With Bell, Winslow’s plan was simple. Stay on her. The Black Raiders played no help side defense with Bell. That meant even if Bell didn’t have the ball, the Black Raider whose job it was to defend her had to stay closer to Bell than her own shadow. This ran counter to everything Winslow did all season, and took some getting used to.

“That was one of the things we had to keep in mind, because we stressed all season we need to have help side,” Maeghan Bernard, one of the Winslow defenders assigned to guard Bell, said. “Once in a while I’d catch myself playing off her more than I was supposed to, and I was like, ‘Shoot!'”

Added Withee: “That was really hard. When we’d practice it, (Bernard) would get on help side, and we’d be like, ‘No, Maeghan. No help side. No help side.’ Again practice (for) Wheaton, we said there is definitely no hep side here. They’re very coachable, and they have an open mind.”

Bell scored just four points, all in the second half, and didn’t make a 3-pointer. Against Wheaton, who scored 36 points in Presque Isle’s 58-53 overtime win over Maine Central Institute and 35 in the Wildcats’ 55-52 upset of top-seed Hermon on Wednesday, Bernard, Guimond, and Bodhi Littlefield will likely rotate defending Wheaton.

“We’ve got to keep her in front of us,” Guimond said.

Winslow’s plan will be similar to how it defended Bell. A Miss Maine Basketball semifinalist, Wheaton’s speed off the dribble makes that difficult.

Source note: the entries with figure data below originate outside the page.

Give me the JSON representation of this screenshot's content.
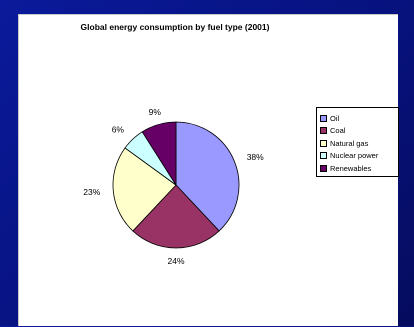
{
  "chart_data": {
    "type": "pie",
    "title": "Global energy consumption by fuel type (2001)",
    "categories": [
      "Oil",
      "Coal",
      "Natural gas",
      "Nuclear power",
      "Renewables"
    ],
    "values": [
      38,
      24,
      23,
      6,
      9
    ],
    "value_labels": [
      "38%",
      "24%",
      "23%",
      "6%",
      "9%"
    ],
    "colors": [
      "#9999ff",
      "#993366",
      "#ffffcc",
      "#ccffff",
      "#660066"
    ],
    "legend_position": "right"
  }
}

“The hesitation, changing speeds, changing direction. Just really having that eye contact with the hoop. When she changes that speed and direction, she really looks like she’s going to take a pull-up jumper, and she’ll explode right by you. She’s really fast. We’re fortunate we have some quick players that are great defenders as well,” Withee said. “I’d much rather make her prove herself behind the three than making layups. We talked about that. We need to take away layups.”

In two tournament wins, Wheaton accounted for 63 percent of Presque Isle’s offense. Stopping her might be impossible, but as Withee said, holding Wheaton to 20 points might be enough.

“Our goal is keep teams under 40. If we can keep Presque Isle under 40 (Saturday), I believe we can at least score 41,” Withee said.